Today I want to talk about tracking down leaking pool. Back with Server 2003 and before, leaking pool was a major issue because it was a limited resource. In Vista and beyond, it isn’t as much of an issue since pool is allocated dynamically, but it can still cause system performance issues if a component uses too much of it. Since all nonpaged pool allocations are locked in RAM, it leaves the system with a smaller amount of RAM for anything else.
I recently worked a case involving leaking nonpaged pool and it was easy to troubleshoot. I thought I would walk through the steps I used to narrow down the issue in this article. So let's get started. Note - The following can be done on a live machine or with a kernel memory dump as well.

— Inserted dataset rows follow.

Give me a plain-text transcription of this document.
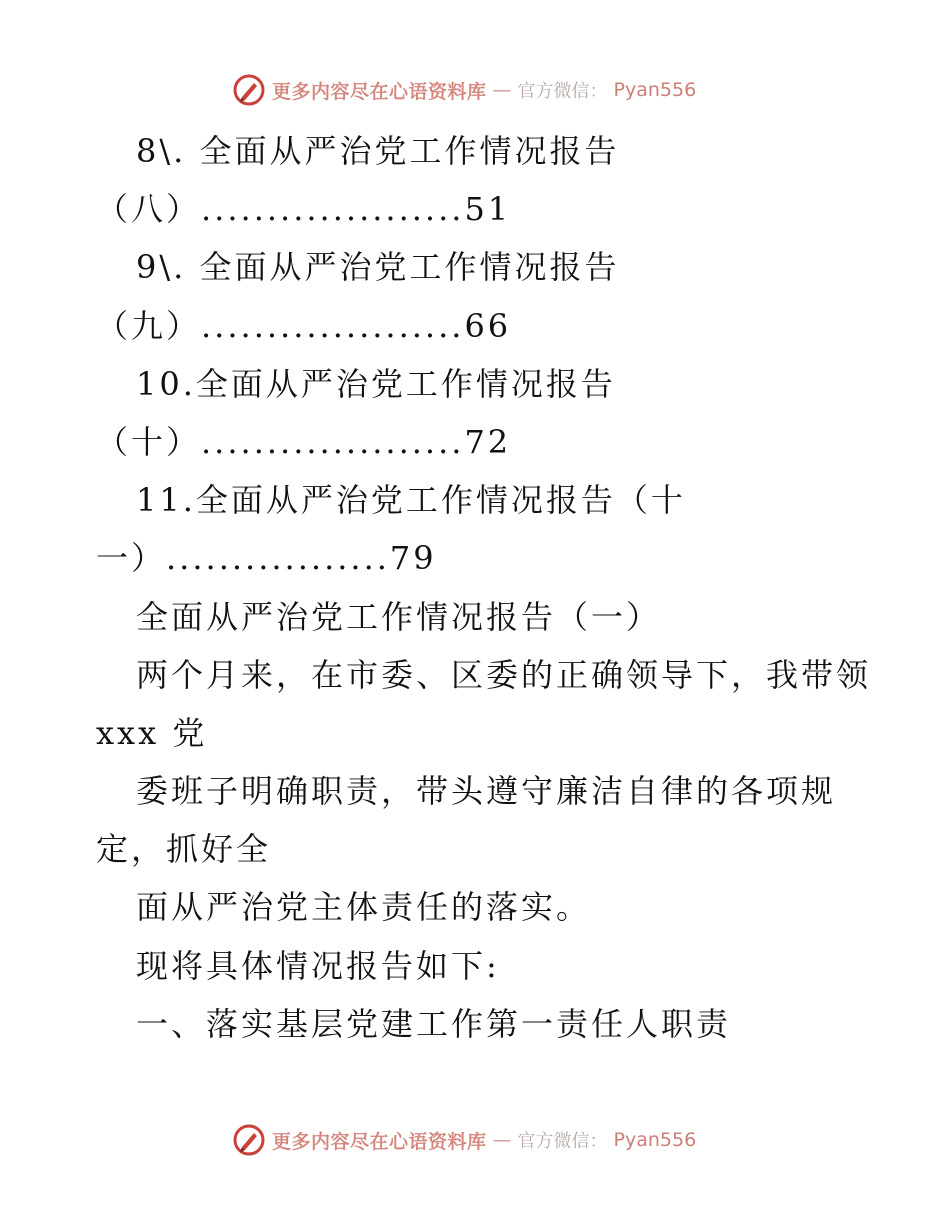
更多内容尽在心语资料库 — 官方微信： Pyan556
8\. 全面从严治党工作情况报告
（八）....................51
9\. 全面从严治党工作情况报告
（九）....................66
10.全面从严治党工作情况报告
（十）....................72
11.全面从严治党工作情况报告（十
一）.................79
全面从严治党工作情况报告（一）
两个月来，在市委、区委的正确领导下，我带领
xxx 党
委班子明确职责，带头遵守廉洁自律的各项规
定，抓好全
面从严治党主体责任的落实。
现将具体情况报告如下:
一、落实基层党建工作第一责任人职责
更多内容尽在心语资料库 — 官方微信： Pyan556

Running the !vm command, you can get statistics about the virtual memory usage on the system.
Virtual Memory Usage
Physical Memory: 655219 ( 2620876 Kb)
Page File: \??\C:\pagefile.sys
Current: 4190208Kb Free Space: 4115148Kb
Minimum: 4190208Kb Maximum: 4190208Kb
Available Pages: 303760 ( 1215040 Kb)
ResAvail Pages: 571159 ( 2284636 Kb)
Modified Pages: 677 ( 2708 Kb)
NonPagedPool Usage: 59613 ( 238452 Kb)
NonPagedPool Max: 69377 ( 277508 Kb)
NonPaged Pool Usage : 85%
********** Excessive NonPaged Pool Usage *****
PagedPool 0 Usage: 31684 ( 126736 Kb)
PagedPool 1 Usage: 1824 ( 7296 Kb)
PagedPool 2 Usage: 1821 ( 7284 Kb)
PagedPool 3 Usage: 1824 ( 7296 Kb)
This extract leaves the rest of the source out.